InternalServerException from bart model created from s3

Hi there,
I’m having a problem when invoking a pagemaker endpoint for inference from a hugging face model created from a s3 bucket.

When I create an endpoint from the hub it works works normally and I can run my inference code successfully. However, when I try to create an endpoint for the same model when stored in s3 it returns an error during inference time.

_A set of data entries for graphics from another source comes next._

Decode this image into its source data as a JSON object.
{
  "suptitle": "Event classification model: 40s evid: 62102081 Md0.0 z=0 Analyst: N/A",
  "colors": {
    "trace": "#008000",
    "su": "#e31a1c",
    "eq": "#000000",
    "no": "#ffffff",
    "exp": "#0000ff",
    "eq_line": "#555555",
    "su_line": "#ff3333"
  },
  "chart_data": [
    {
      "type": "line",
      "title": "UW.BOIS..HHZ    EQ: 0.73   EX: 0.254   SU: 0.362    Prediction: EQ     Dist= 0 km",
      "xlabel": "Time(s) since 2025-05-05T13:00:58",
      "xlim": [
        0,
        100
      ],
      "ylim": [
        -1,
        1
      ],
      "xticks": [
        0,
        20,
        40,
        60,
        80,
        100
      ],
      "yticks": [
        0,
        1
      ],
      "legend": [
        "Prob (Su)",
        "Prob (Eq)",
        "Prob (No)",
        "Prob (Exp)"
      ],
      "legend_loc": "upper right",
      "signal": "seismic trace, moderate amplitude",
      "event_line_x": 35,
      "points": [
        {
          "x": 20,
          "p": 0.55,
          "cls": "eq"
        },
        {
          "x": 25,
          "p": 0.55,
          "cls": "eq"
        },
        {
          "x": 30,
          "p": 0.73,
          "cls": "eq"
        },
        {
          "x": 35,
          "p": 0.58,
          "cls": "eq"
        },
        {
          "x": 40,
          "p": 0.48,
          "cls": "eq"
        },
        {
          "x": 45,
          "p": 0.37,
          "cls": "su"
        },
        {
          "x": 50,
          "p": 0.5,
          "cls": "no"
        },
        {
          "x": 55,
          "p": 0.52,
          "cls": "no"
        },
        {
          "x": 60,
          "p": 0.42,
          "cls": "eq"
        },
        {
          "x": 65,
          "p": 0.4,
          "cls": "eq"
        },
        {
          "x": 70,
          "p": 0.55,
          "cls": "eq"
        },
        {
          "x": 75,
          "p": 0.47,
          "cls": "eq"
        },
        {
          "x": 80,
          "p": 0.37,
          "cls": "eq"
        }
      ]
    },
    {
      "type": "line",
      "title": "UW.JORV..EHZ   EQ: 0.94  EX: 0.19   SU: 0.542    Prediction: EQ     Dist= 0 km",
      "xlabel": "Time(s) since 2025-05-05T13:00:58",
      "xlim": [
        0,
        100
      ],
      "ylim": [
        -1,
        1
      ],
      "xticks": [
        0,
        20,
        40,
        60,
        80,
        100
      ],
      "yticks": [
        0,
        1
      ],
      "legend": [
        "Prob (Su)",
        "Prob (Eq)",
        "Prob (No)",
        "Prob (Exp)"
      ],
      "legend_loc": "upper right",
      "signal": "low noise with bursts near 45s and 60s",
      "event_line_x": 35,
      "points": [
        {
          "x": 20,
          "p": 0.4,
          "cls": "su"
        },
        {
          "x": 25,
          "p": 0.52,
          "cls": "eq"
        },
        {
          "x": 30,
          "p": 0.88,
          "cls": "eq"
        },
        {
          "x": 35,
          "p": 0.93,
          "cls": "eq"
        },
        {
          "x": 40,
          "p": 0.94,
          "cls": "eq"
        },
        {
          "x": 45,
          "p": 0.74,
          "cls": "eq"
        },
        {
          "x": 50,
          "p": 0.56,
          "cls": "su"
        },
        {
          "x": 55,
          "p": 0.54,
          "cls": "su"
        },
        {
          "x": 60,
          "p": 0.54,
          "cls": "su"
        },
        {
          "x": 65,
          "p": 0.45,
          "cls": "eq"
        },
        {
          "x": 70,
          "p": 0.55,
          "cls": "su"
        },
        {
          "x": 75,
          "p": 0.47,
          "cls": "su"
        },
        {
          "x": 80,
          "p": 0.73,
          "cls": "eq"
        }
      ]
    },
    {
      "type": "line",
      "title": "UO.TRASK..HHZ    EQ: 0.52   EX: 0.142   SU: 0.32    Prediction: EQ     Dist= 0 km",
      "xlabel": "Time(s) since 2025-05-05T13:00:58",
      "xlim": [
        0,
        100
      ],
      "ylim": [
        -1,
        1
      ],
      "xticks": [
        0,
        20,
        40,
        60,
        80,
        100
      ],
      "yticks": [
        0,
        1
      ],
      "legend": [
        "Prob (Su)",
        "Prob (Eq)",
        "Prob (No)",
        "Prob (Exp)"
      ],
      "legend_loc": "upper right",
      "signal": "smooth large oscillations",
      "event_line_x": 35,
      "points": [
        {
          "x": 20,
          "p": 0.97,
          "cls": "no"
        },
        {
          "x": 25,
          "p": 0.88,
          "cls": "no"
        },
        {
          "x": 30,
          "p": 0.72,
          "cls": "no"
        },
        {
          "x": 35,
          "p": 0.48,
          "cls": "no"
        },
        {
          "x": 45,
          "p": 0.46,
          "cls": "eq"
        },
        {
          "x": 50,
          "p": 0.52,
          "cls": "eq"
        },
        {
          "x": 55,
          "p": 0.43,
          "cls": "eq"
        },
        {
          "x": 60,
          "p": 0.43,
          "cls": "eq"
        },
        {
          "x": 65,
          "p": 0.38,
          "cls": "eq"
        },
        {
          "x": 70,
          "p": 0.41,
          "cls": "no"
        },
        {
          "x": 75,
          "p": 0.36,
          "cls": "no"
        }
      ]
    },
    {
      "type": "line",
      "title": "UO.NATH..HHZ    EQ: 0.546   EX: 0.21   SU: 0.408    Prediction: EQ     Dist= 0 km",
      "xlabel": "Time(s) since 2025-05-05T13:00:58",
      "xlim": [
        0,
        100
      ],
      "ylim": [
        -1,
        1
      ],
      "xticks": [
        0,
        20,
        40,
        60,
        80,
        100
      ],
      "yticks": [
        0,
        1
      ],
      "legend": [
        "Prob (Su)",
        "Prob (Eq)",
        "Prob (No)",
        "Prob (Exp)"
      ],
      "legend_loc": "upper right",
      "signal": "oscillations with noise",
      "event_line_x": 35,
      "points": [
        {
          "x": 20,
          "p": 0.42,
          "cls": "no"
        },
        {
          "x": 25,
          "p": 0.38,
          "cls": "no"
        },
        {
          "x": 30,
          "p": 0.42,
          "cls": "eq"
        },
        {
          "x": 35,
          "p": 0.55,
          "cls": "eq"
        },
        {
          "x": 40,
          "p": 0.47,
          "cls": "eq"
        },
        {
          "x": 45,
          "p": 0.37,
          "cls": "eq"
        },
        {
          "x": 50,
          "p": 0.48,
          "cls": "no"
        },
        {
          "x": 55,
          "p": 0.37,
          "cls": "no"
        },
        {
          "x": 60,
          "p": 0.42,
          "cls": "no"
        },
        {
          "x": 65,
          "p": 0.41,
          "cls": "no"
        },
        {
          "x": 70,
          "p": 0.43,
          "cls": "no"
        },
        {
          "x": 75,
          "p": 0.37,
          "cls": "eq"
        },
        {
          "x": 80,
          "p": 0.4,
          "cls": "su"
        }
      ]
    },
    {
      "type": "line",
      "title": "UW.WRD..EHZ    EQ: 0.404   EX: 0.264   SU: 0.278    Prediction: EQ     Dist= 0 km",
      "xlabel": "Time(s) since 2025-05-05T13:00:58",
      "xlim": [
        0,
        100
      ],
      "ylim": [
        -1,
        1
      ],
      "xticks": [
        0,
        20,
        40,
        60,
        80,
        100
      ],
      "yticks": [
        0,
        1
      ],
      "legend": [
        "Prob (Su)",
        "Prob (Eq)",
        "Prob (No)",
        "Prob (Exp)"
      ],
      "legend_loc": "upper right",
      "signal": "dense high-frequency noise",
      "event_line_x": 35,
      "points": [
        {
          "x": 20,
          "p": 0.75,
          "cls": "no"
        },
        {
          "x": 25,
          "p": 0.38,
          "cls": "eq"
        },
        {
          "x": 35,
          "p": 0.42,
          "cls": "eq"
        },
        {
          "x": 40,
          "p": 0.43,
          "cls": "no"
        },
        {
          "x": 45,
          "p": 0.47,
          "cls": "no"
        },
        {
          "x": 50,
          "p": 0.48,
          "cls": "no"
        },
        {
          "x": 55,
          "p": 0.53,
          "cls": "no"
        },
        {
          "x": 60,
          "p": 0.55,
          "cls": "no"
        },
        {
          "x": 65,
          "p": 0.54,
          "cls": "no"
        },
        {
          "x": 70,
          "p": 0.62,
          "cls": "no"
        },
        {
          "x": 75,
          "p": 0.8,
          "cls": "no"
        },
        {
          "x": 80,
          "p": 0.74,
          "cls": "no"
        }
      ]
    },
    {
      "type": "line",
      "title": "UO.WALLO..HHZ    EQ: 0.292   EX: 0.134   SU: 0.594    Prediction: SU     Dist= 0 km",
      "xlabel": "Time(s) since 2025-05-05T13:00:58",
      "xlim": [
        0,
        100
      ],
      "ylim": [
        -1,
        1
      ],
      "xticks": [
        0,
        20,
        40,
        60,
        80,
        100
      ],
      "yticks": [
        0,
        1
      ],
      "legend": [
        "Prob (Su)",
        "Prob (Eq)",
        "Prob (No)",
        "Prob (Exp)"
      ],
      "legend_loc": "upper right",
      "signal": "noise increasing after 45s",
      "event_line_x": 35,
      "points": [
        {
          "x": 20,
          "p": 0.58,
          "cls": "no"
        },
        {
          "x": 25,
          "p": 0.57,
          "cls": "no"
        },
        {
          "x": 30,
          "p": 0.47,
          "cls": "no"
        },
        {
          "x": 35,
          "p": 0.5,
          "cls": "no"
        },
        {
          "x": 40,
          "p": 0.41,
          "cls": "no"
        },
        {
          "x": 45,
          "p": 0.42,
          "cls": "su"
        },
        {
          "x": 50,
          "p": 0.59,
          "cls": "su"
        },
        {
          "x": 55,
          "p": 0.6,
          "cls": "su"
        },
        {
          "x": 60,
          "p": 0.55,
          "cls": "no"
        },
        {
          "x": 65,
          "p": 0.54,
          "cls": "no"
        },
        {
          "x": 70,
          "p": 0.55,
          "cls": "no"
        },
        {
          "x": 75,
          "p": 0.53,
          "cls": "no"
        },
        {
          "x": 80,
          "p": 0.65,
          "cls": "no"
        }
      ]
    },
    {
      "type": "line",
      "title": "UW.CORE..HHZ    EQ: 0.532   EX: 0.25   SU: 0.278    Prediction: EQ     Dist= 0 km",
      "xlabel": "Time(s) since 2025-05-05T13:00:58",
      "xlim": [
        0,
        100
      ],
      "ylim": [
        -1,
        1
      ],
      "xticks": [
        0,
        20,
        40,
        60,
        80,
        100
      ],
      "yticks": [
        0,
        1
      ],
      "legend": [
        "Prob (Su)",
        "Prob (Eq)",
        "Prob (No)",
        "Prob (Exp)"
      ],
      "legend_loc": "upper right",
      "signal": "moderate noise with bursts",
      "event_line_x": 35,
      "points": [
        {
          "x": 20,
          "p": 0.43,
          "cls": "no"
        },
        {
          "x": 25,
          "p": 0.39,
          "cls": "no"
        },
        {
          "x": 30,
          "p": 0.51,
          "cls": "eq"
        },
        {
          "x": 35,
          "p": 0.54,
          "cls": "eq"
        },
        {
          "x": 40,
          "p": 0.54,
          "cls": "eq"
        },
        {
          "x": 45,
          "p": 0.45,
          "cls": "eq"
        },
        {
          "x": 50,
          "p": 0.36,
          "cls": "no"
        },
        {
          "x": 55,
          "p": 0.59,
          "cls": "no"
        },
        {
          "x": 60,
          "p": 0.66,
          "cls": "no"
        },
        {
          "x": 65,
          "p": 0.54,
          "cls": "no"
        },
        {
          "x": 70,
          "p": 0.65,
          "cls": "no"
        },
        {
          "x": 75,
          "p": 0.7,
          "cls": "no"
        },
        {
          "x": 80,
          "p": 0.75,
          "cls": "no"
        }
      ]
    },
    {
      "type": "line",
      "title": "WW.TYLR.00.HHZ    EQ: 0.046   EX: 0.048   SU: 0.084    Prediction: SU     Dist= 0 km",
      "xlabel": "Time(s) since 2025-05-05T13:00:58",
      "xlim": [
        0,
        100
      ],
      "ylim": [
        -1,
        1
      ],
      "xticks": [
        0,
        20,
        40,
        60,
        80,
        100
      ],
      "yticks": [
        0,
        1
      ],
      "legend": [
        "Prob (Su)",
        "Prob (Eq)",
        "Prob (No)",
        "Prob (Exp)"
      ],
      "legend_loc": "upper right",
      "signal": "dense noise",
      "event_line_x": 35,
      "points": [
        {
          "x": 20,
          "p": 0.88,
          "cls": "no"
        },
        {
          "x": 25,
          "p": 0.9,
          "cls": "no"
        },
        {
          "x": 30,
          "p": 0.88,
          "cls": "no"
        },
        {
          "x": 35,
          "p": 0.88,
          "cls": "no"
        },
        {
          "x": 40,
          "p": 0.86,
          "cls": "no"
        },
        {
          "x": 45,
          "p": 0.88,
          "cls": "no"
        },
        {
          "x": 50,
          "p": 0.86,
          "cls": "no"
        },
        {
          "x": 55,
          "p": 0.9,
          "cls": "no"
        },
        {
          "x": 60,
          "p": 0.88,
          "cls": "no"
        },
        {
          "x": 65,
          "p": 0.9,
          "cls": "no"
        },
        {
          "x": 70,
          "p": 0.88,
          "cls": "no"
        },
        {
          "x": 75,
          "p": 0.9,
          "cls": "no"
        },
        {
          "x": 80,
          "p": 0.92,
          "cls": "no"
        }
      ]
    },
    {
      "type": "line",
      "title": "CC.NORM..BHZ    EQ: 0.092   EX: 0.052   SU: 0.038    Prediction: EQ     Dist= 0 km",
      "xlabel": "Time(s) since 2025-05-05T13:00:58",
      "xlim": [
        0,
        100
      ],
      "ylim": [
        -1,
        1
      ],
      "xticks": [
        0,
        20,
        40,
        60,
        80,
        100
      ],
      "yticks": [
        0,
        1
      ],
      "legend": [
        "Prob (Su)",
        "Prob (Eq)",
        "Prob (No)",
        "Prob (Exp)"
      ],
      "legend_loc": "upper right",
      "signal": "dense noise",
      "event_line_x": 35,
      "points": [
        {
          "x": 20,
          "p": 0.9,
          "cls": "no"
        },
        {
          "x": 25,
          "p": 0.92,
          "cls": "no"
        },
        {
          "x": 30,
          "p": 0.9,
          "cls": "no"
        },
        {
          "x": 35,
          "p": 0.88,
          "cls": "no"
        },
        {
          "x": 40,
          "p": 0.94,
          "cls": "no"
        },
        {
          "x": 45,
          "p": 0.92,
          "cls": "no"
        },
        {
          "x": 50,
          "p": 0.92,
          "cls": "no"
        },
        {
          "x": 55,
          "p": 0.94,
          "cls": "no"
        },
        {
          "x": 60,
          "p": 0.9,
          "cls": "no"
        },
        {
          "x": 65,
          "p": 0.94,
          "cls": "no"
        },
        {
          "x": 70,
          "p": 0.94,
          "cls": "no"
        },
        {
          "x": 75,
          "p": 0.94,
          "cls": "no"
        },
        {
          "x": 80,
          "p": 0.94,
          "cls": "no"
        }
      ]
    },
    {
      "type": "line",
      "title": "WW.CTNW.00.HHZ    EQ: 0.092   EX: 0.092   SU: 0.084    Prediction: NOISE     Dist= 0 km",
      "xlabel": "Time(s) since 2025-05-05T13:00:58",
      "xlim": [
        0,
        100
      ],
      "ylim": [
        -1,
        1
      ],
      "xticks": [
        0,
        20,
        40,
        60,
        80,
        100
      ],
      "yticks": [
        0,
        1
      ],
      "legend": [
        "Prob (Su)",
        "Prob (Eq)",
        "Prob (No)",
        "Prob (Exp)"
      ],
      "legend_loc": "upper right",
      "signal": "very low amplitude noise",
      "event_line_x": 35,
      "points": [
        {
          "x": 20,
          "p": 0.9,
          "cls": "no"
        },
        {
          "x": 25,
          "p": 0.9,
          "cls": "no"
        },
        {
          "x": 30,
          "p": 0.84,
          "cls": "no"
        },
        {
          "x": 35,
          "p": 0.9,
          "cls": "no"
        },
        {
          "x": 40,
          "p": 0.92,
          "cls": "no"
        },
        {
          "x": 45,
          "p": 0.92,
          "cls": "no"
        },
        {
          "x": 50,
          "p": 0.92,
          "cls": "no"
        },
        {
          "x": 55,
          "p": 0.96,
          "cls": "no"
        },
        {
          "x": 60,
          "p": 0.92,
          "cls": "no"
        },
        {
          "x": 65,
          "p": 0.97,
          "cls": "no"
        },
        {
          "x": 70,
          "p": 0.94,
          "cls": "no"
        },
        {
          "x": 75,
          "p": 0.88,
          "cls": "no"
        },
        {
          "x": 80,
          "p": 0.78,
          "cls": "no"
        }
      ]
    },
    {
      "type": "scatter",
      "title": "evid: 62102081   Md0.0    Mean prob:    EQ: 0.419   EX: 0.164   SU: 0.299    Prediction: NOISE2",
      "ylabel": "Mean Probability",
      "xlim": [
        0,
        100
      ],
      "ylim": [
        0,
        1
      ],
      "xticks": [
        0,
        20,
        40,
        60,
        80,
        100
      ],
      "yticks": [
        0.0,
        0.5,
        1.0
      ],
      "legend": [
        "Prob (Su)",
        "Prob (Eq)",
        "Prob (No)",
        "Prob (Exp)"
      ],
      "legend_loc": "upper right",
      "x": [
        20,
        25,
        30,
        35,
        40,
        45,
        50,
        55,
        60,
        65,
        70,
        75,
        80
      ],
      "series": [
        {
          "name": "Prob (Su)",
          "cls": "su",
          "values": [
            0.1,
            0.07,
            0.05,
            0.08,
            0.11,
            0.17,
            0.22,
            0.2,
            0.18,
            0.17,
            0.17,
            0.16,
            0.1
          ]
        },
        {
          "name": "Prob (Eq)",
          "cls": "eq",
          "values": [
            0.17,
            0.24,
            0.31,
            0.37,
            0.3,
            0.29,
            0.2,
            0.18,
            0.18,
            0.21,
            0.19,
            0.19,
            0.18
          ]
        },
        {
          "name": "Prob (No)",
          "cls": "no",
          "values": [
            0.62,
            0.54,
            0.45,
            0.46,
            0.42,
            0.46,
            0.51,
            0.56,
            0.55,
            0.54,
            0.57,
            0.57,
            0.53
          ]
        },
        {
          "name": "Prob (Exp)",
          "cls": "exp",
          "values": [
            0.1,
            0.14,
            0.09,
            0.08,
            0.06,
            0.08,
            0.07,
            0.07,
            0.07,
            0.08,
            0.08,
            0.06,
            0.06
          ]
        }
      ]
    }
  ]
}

First I download the bart-large-mnli model, compress into a tar.gz and upload to my s3 bucket as described here.

git lfs install
git clone git@hf.co:{repository}

cd {repository}
tar zcvf model.tar.gz *

aws s3 cp model.tar.gz <s3://{my-s3-path}>

Then I use the following code to create an endpoint from the model stored in a s3 bucket

role = sagemaker.get_execution_role()

env = {'HF_TASK': 'summarization'}

# create Hugging Face Model Class
huggingface_model = HuggingFaceModel(
   model_data="s3://<my-bucket-name>/model.tar.gz",  # path to your trained SageMaker model
   role=role,                                            # IAM role with permissions to create an endpoint
   env=env,
   transformers_version="4.26",                           # Transformers version used
   pytorch_version="1.13",                                # PyTorch version used
   py_version='py39',                                    # Python version used
)

# deploy model to SageMaker Inference
predictor = huggingface_model.deploy(
   initial_instance_count=1,
   instance_type="ml.g4dn.xlarge")

The deployment works, but when I try to invoke the model for inference using the following code:

sess = sagemaker.Session()
predictor = HuggingFacePredictor(endpoint_name=ENDPOINT, sagemaker_session=sess)

data = {
    "inputs": "I have a problem with my iphone that needs to be resolved asap!!",
    "parameters": { 
        "candidate_labels": [
                        "urgent",
                        "phone",
                        "computer",
                        "tablet",
                        "not urgent"],
        "multi_label": True
    }
}

print(predictor.predict(data=data))

I receive the following error:

botocore.errorfactory.ModelError: An error occurred (ModelError) when calling the InvokeEndpoint operation: Received client error (400) from primary with message "{
  "code": 400,
  "type": "InternalServerException",
  "message": "The following `model_kwargs` are not used by the model: [\u0027candidate_labels\u0027, \u0027multi_label\u0027] (note: typos in the generate arguments will also show up in this list)"
}

Using the same inference code pointing to the endpoint created from the hub, as below, described in the deployment on the model’s page, works normally.

hub = {
	'HF_MODEL_ID':'facebook/bart-large-mnli',
	'HF_TASK':'zero-shot-classification'
}

Thank you for any help.

This looks different to 'zero-shot-classification' and the payload you sent. You deployed a model with the summarization pipeline but are sending a payload for zero-shot-classification.